Winter expeditions to eight-thousanders are not a walk in the park. This winter proves that once again. As reported, Manaslu in Nepal has already put the Italian Simone Moro and his Nepalese climbing partner Pemba Gyalje Sherpa to rout. According to Simone, fresh snow in the base camp piled up to six meters. The danger of avalanches was correspondingly high. Time to disappear: “Sometimes giving up is an essential ingredient for future success,” Moro wrote on Facebook. “With this decision I want to honor the nickname ‘winter maestro’ I have been given.” Having scaled Shishapangma, Makalu, Gasherbrum II and Nanga Parbat in the cold season, the 51-year-old had succeeded first winter ascents on four of the 14 eight-thousanders. Today is the eighth anniversary of Simone’s success on G II in the Karakoram.

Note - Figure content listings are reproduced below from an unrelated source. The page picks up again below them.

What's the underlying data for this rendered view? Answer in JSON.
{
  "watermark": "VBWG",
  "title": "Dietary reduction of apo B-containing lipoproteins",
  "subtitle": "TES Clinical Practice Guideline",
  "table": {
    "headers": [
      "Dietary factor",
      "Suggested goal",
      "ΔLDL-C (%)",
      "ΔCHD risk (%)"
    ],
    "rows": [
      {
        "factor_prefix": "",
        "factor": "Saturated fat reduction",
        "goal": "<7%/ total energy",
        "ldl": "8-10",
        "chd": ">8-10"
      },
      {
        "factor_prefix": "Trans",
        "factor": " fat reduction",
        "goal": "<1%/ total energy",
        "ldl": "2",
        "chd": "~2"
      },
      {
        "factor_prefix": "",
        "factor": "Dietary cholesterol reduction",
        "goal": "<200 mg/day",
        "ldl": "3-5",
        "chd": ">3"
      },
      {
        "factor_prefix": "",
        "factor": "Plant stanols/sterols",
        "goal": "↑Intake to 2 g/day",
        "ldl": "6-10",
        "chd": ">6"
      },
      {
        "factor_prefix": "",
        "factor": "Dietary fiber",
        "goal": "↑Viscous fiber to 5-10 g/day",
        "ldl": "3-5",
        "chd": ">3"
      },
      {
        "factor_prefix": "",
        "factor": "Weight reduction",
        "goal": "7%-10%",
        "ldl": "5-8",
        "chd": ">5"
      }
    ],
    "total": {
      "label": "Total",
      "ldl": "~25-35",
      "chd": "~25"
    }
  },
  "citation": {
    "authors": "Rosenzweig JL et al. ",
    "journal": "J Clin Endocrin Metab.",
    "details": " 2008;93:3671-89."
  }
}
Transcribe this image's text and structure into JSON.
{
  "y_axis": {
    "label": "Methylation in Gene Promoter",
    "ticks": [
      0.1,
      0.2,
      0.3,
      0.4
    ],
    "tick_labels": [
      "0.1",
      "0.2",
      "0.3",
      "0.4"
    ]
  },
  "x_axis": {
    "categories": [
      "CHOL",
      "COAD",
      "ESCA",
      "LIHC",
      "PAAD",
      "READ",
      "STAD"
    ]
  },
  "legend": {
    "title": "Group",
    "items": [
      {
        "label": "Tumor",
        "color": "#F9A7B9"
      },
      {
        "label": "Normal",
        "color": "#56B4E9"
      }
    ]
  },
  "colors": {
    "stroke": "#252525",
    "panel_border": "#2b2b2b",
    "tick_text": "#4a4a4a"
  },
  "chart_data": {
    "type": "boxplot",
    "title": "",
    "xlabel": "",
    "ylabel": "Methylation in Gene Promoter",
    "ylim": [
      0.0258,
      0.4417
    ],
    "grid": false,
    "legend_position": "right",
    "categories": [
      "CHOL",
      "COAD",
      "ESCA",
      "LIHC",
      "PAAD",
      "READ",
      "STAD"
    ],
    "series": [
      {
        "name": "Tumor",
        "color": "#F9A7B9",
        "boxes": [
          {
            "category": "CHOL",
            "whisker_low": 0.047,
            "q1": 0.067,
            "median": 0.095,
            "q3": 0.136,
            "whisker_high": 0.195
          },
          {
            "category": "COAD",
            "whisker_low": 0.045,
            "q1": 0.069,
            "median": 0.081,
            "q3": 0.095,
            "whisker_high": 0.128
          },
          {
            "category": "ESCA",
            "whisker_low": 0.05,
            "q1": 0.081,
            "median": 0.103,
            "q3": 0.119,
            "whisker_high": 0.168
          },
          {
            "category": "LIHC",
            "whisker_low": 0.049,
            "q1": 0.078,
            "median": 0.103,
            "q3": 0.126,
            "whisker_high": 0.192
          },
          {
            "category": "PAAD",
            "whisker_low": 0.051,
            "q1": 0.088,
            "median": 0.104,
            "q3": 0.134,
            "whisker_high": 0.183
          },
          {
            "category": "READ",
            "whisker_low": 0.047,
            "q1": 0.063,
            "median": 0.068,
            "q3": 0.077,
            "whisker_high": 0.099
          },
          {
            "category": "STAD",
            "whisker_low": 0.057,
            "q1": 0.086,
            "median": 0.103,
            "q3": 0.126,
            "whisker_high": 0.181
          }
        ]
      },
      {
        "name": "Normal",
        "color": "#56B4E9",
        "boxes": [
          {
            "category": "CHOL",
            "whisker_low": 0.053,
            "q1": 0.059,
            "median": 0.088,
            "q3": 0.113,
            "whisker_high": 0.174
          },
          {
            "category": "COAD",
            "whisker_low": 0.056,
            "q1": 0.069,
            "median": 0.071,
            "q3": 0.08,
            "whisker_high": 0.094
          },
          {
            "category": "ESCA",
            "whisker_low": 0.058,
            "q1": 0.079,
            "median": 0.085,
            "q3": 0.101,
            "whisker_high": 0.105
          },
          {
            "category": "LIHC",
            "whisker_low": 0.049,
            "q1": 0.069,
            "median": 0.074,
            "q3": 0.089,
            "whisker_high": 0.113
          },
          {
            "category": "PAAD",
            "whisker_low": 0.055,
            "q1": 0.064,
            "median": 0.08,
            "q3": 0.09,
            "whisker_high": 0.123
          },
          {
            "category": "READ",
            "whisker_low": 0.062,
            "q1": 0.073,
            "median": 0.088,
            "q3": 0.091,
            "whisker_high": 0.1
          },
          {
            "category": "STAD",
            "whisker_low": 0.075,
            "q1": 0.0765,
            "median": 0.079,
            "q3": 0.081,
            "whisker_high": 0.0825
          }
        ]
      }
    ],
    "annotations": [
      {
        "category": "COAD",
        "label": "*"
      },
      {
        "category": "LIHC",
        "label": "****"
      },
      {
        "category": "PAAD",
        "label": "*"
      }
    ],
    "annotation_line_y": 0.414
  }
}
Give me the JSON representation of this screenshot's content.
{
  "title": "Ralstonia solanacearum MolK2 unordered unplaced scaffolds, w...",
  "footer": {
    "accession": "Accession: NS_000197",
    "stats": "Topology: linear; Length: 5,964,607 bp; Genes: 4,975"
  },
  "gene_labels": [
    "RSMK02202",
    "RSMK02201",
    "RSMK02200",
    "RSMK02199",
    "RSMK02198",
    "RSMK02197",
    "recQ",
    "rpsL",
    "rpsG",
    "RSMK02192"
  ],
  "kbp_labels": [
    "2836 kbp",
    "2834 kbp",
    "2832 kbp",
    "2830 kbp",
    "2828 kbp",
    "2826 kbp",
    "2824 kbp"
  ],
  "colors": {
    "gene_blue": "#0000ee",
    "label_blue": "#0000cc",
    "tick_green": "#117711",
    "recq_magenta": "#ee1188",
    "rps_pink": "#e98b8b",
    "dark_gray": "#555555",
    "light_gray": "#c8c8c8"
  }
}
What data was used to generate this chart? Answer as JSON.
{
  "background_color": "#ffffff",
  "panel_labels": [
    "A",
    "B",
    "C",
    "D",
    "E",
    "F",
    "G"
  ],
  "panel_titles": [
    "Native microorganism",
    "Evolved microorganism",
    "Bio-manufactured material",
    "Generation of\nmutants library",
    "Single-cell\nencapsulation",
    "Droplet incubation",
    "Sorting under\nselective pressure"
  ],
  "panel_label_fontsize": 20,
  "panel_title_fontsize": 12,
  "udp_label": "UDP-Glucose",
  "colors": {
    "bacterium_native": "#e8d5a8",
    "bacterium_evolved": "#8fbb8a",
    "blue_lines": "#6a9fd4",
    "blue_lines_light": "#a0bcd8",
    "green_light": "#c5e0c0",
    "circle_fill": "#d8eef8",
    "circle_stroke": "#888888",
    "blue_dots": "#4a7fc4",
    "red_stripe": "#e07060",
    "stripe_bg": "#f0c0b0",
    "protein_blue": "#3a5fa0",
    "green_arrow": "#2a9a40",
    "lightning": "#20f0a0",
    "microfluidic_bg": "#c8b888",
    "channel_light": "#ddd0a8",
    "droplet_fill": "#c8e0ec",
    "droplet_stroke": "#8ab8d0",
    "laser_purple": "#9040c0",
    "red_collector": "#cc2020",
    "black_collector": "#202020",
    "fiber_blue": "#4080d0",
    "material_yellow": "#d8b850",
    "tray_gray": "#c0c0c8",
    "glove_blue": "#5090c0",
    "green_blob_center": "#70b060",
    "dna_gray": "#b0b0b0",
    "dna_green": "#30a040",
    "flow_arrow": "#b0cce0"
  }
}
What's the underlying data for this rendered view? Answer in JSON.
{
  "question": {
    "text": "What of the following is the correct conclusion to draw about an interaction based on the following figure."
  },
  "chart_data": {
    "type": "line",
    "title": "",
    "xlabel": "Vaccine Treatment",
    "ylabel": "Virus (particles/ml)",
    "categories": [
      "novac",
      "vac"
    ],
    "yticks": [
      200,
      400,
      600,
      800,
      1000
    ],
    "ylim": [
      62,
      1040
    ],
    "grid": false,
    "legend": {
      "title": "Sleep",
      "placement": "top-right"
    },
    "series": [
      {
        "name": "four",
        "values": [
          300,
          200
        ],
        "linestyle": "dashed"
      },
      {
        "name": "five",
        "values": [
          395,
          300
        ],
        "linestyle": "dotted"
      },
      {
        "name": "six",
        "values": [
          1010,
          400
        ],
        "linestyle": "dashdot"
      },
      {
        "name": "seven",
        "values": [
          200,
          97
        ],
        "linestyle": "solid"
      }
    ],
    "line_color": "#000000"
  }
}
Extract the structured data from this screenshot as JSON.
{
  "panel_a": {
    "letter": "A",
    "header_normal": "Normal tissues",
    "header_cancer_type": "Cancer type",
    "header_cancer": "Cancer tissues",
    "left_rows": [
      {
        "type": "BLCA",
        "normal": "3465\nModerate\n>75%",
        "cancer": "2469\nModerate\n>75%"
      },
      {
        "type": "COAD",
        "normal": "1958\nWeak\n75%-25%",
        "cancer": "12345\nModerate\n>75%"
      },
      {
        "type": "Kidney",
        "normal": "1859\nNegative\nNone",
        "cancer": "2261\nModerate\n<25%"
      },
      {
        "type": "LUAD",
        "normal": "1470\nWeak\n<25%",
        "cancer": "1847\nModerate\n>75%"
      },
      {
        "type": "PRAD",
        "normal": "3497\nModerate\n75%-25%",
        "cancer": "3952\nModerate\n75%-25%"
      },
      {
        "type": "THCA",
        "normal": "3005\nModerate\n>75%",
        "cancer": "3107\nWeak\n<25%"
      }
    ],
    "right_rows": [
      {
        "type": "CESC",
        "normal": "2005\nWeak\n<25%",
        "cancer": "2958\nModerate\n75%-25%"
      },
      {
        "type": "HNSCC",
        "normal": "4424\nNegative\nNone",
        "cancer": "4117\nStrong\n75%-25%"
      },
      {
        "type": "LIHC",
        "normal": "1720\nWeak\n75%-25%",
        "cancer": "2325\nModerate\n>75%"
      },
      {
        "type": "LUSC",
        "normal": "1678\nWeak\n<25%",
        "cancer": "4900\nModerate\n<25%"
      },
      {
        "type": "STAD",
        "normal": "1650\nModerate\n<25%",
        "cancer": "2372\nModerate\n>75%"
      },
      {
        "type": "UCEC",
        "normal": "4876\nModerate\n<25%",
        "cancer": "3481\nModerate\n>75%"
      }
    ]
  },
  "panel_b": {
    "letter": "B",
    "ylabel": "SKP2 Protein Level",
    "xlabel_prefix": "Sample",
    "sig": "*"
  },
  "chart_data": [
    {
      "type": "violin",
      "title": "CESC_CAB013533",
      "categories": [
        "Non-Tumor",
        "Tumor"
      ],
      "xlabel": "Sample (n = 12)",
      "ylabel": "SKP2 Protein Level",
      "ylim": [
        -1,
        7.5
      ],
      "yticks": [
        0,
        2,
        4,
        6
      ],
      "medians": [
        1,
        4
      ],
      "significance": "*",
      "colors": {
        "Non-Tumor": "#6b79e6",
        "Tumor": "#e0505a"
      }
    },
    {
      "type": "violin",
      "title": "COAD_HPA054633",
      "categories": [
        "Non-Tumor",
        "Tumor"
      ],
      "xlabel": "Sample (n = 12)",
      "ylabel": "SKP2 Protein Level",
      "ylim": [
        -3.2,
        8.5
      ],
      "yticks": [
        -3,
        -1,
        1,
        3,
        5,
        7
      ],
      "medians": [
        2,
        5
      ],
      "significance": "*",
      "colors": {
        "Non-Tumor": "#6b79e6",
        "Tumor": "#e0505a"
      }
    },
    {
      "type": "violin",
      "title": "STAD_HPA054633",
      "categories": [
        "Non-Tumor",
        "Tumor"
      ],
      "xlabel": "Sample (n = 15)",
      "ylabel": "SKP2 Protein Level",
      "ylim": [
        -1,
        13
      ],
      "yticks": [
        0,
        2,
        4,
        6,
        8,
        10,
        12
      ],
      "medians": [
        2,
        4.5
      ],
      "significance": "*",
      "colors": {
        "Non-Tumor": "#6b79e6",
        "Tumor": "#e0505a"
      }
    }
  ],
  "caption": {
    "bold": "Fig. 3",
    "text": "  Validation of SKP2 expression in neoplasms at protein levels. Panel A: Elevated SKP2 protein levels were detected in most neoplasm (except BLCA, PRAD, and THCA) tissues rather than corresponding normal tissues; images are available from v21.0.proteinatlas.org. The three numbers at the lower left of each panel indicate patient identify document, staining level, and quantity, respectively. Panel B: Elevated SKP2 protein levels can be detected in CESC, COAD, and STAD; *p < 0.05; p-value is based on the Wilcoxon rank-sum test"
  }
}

“I don’t want to die on this mountain”
Not only on Manaslu, but also on Nanga Parbat there was heavy storm and snowfall. The Italian Daniele Nardi and the Brit Tom Ballard lost two tents and equipment with a total value of about 10.000 euros, which they had deposited on the Mummery Rib before. Even more importantly, they are now on their own. Their two Pakistani teammates Rahmat Ullah Baig and Karim Hayat have left the expedition. Rahmat suffered from a severe sore throat. Karim estimated the avalanche danger to be too high. “When Tom and I were in Camp 2, Karim contacted us from Base Camp. He saw avalanches and begged us to come down immediately. He told me clearly that he would not climb the mountain anymore,” Daniele Nardi told the Italian internet portal iene.mediaset.it. “I do not want to die on this mountain,” wrote Karim from Nanga Parbat Base Camp.
Nardi and Ballard do not want to give up yet. “We’ve lost a lot of critical equipment involuntarily and two good friends voluntarily,” Tom wrote on Facebook. “However, we are more determined than ever. Our quest continues.” They both want to reach the summit of Nanga Parbat via the never completely climbed Mummery Rib in the Diamir Face.
Two parallel fixed ropes
On K2, the only one of the 14 eight-thousanders that has never been scaled in winter so far, the extreme conditions also take their toll. The two Poles Waldemar Kowalewski and Marek Klonowski from the team of the Spaniard Alex Txikon were – as reported – flown out of the base camp. Kowalewski had been hit by a stone or chunk of ice on his collarbone during the descent, Klonowski suffered from heart problems. The Kyrgyz Mikhail Danichkin from the international team led by the Kazakh Vassiliy Pivtsov has health problems too. Mikhail suffers from a severe cough, but takes antibiotics and hopes to be fit again before his team’s next ascent.
The climbers from Russia, Kazakhstan and Kyrgyzstan have secured the normal route over the Southeast Ridge up to an altitude of 6,800 meters with fixed ropes. The pictures they published on Facebook show two obviously new fixed ropes running parallel to each other, about one meter apart. That doesn’t look like cooperation, but rather like Pivtsov’s and Txikon’s’teams, climbing on the same route, want nothing to do with each other. Does it even end up as a race? As if K2 wasn’t dangerous enough …
Update February 3: Alex Txikon’s team has responded to my question why the two teams on K2 do not work together and only use one fixed rope together to save time and power: “From C1 to C2 there is only one route equipped with new ropes, Alex’s. They have been equipping that way. The other ropes are old ones.”